PARIS (Reuters) - Credit Agricole (CAGR.PA), France’s second-largest bank by market capitalisation, posted a sharp fall in second quarter profits on Friday, dragged down by a poor performance in its investment banking business.
Major European banks such as Credit Agricole have struggled to drive profitability because low interest rates have constrained returns from retail banking, with corporate and investment banking vulnerable to financial market volatility.
While its French rivals BNP Paribas (BNPP.PA) and Societe Generale (SOGN.PA) have experienced wild swings from corporate and investment banking over the past few quarters, Credit Agricole had enjoyed stabler profits until now.
Group net profit fell 15% to 1.22 billion euros (1.11 billion pounds) on revenue which slipped 0.4% to 5.15 billion. Corporate and investment banking profit dropped 22% to 460 million.
Credit Agricole shares were down 4.3% in early trading, also caught in a broader drop in world stock markets which have been roiled by the escalating trade dispute between the United States and China. [MKTS/GLOB]
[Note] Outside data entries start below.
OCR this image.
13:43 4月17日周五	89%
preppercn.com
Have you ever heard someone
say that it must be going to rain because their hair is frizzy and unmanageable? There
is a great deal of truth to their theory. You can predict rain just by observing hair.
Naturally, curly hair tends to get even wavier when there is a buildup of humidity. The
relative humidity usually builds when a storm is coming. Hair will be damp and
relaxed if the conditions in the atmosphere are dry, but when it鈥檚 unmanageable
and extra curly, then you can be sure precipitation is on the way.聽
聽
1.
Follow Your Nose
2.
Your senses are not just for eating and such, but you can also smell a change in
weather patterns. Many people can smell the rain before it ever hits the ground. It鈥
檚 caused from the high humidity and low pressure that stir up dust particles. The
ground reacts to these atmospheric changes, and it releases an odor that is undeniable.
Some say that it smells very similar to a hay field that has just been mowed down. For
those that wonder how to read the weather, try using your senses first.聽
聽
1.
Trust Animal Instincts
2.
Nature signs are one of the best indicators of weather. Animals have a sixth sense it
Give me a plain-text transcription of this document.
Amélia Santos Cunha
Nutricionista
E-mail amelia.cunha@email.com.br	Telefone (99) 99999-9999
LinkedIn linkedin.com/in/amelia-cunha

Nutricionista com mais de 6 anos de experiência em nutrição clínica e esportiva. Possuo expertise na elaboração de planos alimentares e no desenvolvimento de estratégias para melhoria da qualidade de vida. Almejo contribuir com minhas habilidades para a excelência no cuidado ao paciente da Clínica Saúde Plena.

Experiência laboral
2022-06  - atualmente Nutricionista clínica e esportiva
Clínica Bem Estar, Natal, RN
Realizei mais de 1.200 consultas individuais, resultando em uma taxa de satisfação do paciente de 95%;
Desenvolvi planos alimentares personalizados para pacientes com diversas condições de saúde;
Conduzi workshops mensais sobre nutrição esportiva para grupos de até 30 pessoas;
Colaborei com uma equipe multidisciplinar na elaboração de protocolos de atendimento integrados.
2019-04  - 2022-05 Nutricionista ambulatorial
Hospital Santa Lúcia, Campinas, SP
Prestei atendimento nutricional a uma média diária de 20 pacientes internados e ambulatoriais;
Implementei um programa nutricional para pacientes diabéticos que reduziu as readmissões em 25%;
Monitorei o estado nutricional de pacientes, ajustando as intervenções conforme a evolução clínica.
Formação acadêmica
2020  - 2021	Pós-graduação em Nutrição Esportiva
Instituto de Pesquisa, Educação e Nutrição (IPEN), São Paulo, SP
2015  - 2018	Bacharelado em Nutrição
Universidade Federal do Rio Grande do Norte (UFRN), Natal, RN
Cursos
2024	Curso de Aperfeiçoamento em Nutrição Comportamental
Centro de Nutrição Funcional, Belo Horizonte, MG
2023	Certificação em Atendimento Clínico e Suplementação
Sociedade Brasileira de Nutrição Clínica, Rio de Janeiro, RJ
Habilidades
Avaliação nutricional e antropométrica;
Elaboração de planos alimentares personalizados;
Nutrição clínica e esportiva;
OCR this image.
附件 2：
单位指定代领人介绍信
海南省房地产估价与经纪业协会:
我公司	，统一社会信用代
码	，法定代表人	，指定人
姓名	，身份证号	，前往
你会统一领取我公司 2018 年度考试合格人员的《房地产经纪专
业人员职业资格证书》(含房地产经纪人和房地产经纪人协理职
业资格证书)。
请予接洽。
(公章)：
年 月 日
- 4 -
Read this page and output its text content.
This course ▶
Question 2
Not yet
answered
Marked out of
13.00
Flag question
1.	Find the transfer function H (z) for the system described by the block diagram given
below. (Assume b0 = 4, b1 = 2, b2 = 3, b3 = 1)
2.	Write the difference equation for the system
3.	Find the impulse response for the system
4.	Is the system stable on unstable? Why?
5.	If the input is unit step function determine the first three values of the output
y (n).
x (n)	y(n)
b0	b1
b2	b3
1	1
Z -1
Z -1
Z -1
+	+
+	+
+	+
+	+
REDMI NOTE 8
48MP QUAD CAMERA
“Fixed income, currencies and commodities (FICC) revenues were down 5% year-on-year, mirroring global industry trends - not as good as BNP Paribas and SocGen but better than consensus,” wrote UBS analysts, who kept a “neutral” rating on Credit Agricole shares.
Credit Agricole attributed the corporate and banking investment business’s weak performance to a “sluggish” market and margin erosion. The bank also booked 69 million euros in new provisions for bad loans during the quarter.
Most of these provisions were caused by a single case, the bank’s Chief Executive Philippe Brassac said but refused to elaborate.
Credit Agricole’s other businesses, such as its French and Italian retail banks, as well as insurance and asset management were mostly stable during the quarter.
It reiterated its goal to deliver a return on tangible equity of at least 11% in 2022, the same level it booked in the first half of this year.
“We got what we were looking for: good commercial trends, earnings visibility, operational leverage and gradual improvement of solvency,” brokerage Jefferies said in a note, adding it expected improvements and more cost cutting in corporate and investment banking.
The bank’s common equity tier 1 ratio inched up to 11.6% from 11.5% three months earlier.